Currency markets experienced an overreaction, with little reversal of initial moves. The USD (DXY) is weaker overall, down -1.1% for the day. The NZD was one of the main beneficiaries of the higher risk appetite, registering a gain of more than 2%, as did the AUD which rose by 1.7%. The EUR was +0.8% and the GBP 1.1%, while the USD/JPY was -1.6%. A good report on the CPI does not change our view of the global context, which is still dire due to rising rates and energy prices. Speaking of energy, Russian pipeline operator Transneft PJSC said it had resumed oil flows through the Druzhba line to Ukraine, helping to ease fears in eastern EU countries. Oil prices have been volatile, however, with EIA data showing an increase in crude inventories.
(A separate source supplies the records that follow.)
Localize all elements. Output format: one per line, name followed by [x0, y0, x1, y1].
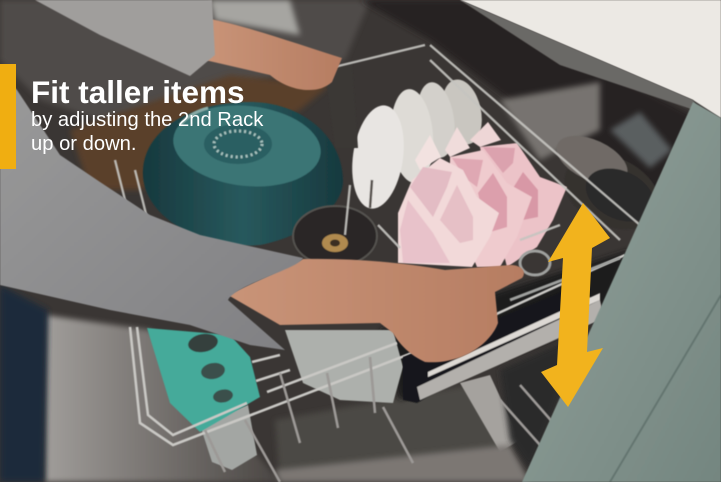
pink divided plates — [398, 122, 567, 267]
blender blade — [293, 206, 377, 266]
rack slide rail — [403, 280, 604, 403]
forearm and hand on rack — [228, 259, 524, 362]
countertop — [460, 0, 721, 118]
lower rack wires — [130, 255, 625, 482]
green-grey door panel — [522, 102, 721, 482]
upper right arm holding handle — [205, 18, 342, 90]
yellow double-headed arrow — [541, 203, 610, 407]
white plates — [346, 76, 487, 212]
caption heading: Fit taller items — [31, 74, 245, 110]
middle pink plate — [445, 127, 532, 267]
glass jar in lower rack — [285, 330, 403, 403]
handle wire clip — [510, 251, 620, 300]
caption body text — [31, 109, 264, 155]
teal bowl — [143, 98, 343, 245]
yellow accent bar — [0, 64, 16, 169]
dark stacked plates at rear — [549, 126, 672, 244]
front pink plate — [398, 135, 499, 267]
bottle bottom — [200, 405, 257, 470]
caption body text: up or down. — [31, 133, 136, 155]
rear pink plate — [470, 122, 567, 267]
handle and glass — [200, 62, 403, 470]
green bottle sleeve — [147, 328, 260, 432]
jeans — [0, 285, 48, 482]
top rack wires — [115, 45, 640, 270]
grey sleeve lower arm — [0, 70, 303, 350]
sleeve on upper arm — [35, 0, 215, 76]
caption body text: by adjusting the 2nd Rack — [31, 109, 263, 131]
Finally in China, yesterday’s CPI and PPI figures were lower than expected but not too market-moving. In COVID news, China and the UK would restart direct passenger flights, although at this stage flights are one-way from China to the UK (no tickets are sold for the flight back to China), so the implications for China’s zero COVID policy are unclear. Scientists are also monitoring a new virus in China (Langya henipavirus) which has been detected in 35 people. No deaths have been repeated, but symptoms include nausea, headaches and vomiting.

Coming :

  • AU: consumer inflation expectationsn: Consumer inflation expectations over 1 year are published, the previous one being 6.3%. Not typically market movement.
  • EZ: German Trade: The June trade balance is out. No consensus is available, the previous month being 2.5 billion.
  • United States: PPI; Applications for unemployment benefits; Fed Daly: Core PPI is expected to remain elevated at 0.4% m/m. Unemployment claims are expected to be little changed at 264k. The Fed’s Daly also speaks.